A New Orleans judge on Monday rejected a request from Mayor Mitch Landrieu’s administration to bar The Times-Picayune and its website, nola.com, from publishing any further details contained in a New Orleans police report about an alleged rape.

Civil District Court Judge Kern Reese did order the newspaper not to reveal the alleged victim’s identity. The Times-Picayune has not published the woman’s name to date, in keeping with a rule most publications follow in sexual assault cases.

But Reese refused to bar the newspaper from publishing other details contained in the police report or from contacting individuals named in that report — steps the Landrieu administration had argued were necessary to prevent “irreparable harm.”

It is extremely rare for a judge in the U.S. to impose restrictions on what a newspaper can publish, even in the case of rape victims. The practice, known as prior restraint, generally runs afoul of the First Amendment.

The city’s request for a temporary restraining order involved the case of a Texas woman who claims she was raped in a hotel room while she was in New Orleans with her husband for Mardi Gras.

Last month, she held a news conference and accused the detective who investigated her case of treating her accusations dismissively. She spoke out just days after the detective, Vernon Haynes, was singled out in a scathing inspector general’s report as one of five NOPD officers who largely ignored the sex-crimes cases assigned to them over the past few years.

Shortly after the woman’s news conference, The Times-Picayune published an article based on what’s known as a supplemental report prepared by the NOPD. It pointed out that several details in the report conflicted with the woman’s public account of the alleged rape.

The woman claims that a hotel security guard forced his way into her room and a struggle ensued. The supplemental report, according to the newspaper, shows the detective concluded, based on interviews and security footage, that the sex was consensual.

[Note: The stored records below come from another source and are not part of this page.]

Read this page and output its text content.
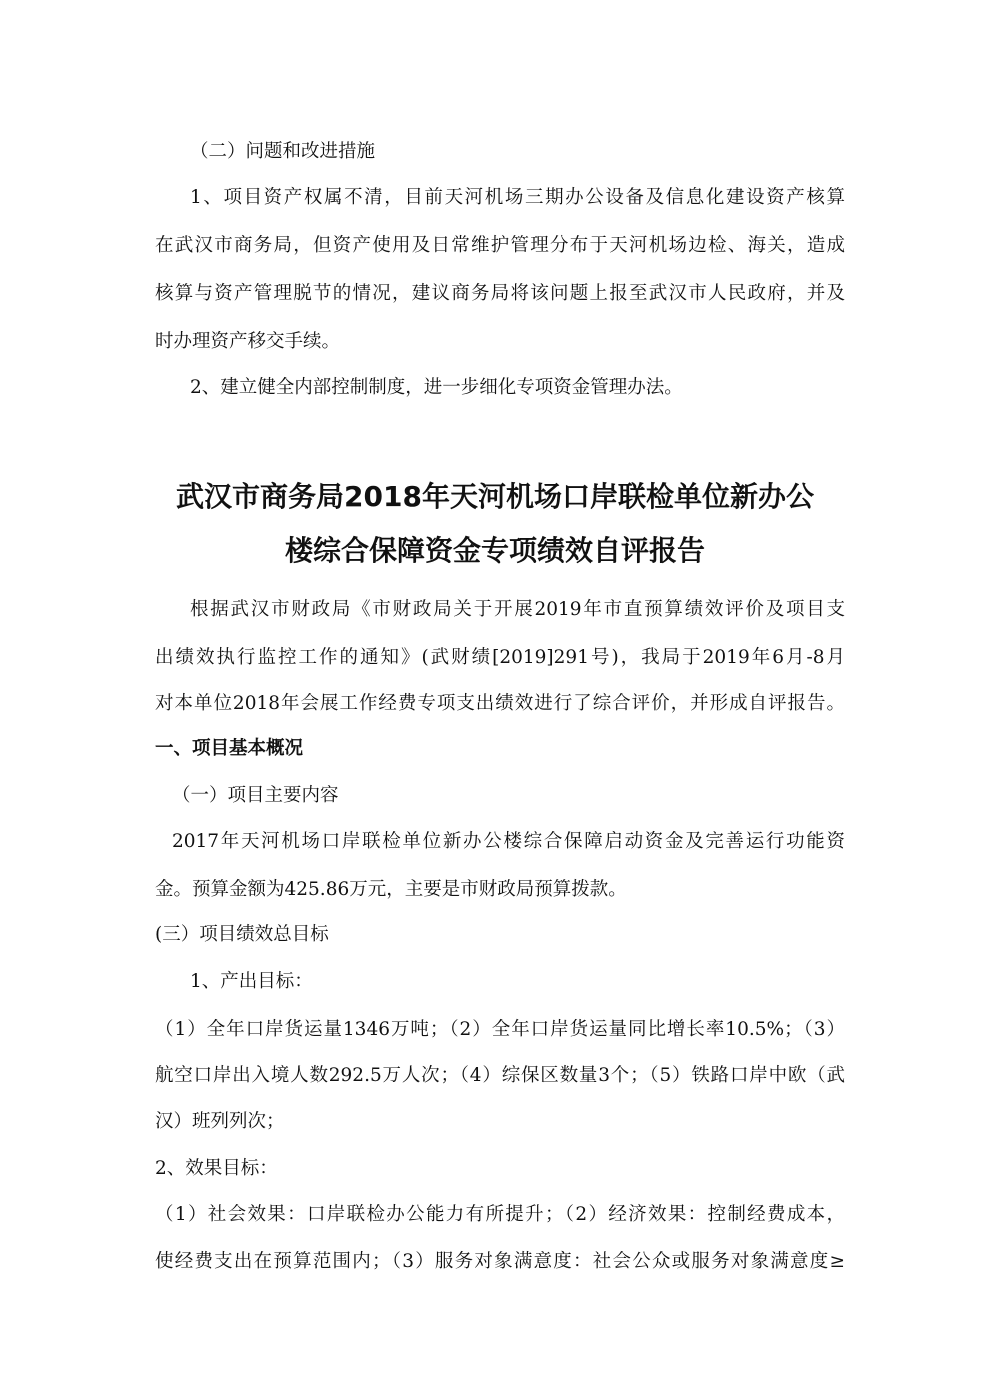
（二）问题和改进措施
1、项目资产权属不清，目前天河机场三期办公设备及信息化建设资产核算
在武汉市商务局，但资产使用及日常维护管理分布于天河机场边检、海关，造成
核算与资产管理脱节的情况，建议商务局将该问题上报至武汉市人民政府，并及
时办理资产移交手续。
2、建立健全内部控制制度，进一步细化专项资金管理办法。
武汉市商务局2018年天河机场口岸联检单位新办公
楼综合保障资金专项绩效自评报告
根据武汉市财政局《市财政局关于开展2019年市直预算绩效评价及项目支
出绩效执行监控工作的通知》(武财绩[2019]291号)，我局于2019年6月-8月
对本单位2018年会展工作经费专项支出绩效进行了综合评价，并形成自评报告。
一、项目基本概况
（一）项目主要内容
2017年天河机场口岸联检单位新办公楼综合保障启动资金及完善运行功能资
金。预算金额为425.86万元，主要是市财政局预算拨款。
(三）项目绩效总目标
1、产出目标：
（1）全年口岸货运量1346万吨；（2）全年口岸货运量同比增长率10.5%；（3）
航空口岸出入境人数292.5万人次；（4）综保区数量3个；（5）铁路口岸中欧（武
汉）班列列次；
2、效果目标：
（1）社会效果：口岸联检办公能力有所提升；（2）经济效果：控制经费成本，
使经费支出在预算范围内；（3）服务对象满意度：社会公众或服务对象满意度≥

In its motion for a restraining order, the City Attorney’s Office pointed out that the city did not and would not have provided that report to the public and called the newspaper’s reporting “abhorrent to public policy and the law.”

The city generally refuses to make supplemental reports public unless a case has been completely adjudicated.

The newspaper’s lawyer, Lori Mince, said, “While we have not named the woman, we have reported on the substance of her claim that her case was mishandled, including all of the facts we have obtained regarding her claim. Allegations of police misconduct are important to the people of this city. In such cases, our mission is to bring the facts to the citizens, and we will continue to fulfill that mission.”